The SDK's architecture also anticipates the scaling challenges inherent in complex agentic tasks. The inclusion of session compaction — signaled by the `compact_boundary` message subtype — indicates that the loop is designed to handle conversations long enough to approach context limits, automatically summarizing history to preserve continuity without developer intervention. Sub-agent support, noted in the research context, extends this further by enabling a lead agent to coordinate parallel workstreams, a pattern increasingly common in software engineering agents that must simultaneously handle testing, documentation, and code modification. These features position Claude Code's SDK not merely as a developer tool but as an infrastructure primitive for building multi-agent systems at production scale.

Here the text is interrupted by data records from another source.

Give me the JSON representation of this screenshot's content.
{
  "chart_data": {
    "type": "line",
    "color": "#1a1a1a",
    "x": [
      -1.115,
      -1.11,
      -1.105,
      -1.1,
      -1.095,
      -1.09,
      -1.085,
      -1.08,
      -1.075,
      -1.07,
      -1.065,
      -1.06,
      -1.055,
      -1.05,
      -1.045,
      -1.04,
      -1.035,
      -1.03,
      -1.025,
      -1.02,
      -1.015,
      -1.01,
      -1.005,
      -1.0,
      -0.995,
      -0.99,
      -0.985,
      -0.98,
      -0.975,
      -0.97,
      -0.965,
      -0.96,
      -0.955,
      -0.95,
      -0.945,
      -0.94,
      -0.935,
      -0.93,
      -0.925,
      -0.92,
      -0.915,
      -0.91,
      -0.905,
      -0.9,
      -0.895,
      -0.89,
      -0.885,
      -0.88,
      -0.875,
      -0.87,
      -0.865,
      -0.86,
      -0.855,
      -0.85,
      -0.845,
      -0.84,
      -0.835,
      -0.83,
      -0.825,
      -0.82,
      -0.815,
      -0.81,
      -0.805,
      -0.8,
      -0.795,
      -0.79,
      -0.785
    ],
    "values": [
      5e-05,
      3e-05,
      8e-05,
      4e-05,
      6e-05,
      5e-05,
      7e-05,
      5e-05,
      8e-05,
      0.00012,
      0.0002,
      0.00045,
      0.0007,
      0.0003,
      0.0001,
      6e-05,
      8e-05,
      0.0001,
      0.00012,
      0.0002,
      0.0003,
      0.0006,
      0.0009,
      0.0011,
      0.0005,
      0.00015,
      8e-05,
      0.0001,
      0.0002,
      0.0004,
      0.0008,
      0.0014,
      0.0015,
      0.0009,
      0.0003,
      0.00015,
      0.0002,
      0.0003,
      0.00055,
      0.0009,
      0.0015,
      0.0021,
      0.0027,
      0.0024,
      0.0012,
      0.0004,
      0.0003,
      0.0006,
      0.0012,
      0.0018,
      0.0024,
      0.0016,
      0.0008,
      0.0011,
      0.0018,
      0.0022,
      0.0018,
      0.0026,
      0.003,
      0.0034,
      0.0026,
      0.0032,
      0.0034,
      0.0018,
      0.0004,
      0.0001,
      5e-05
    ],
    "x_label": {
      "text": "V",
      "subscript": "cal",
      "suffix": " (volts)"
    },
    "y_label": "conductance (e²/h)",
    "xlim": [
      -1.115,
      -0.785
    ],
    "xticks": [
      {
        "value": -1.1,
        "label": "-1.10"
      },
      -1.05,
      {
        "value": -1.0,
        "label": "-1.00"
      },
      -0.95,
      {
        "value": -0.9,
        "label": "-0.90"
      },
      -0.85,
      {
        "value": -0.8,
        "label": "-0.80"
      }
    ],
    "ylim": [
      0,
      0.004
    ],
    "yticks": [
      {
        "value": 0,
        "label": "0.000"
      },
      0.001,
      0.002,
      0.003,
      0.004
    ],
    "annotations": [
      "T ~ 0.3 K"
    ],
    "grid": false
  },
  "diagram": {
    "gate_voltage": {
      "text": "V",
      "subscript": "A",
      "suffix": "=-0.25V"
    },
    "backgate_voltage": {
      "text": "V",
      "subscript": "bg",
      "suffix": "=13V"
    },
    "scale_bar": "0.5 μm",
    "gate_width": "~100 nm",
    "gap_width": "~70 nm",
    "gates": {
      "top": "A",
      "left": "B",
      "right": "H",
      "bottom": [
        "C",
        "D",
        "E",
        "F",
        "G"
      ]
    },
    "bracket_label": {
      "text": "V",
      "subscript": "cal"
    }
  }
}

The release of this SDK documentation signals Anthropic's intent to move Claude from an assistant model to a platform on which agentic software is built. By exposing the internal mechanics of the agent loop — turn counting, message typing, hook interception, budget controls — Anthropic is making a bet that the developer community will want to build on top of Claude's reasoning and tool-use capabilities rather than simply querying it. This mirrors moves by competitors to offer similar agentic frameworks, but the emphasis on cost visibility, granular turn control, and a clearly typed message stream suggests a particular focus on production reliability and operational transparency, concerns that have historically been underserved in early-generation AI developer tooling.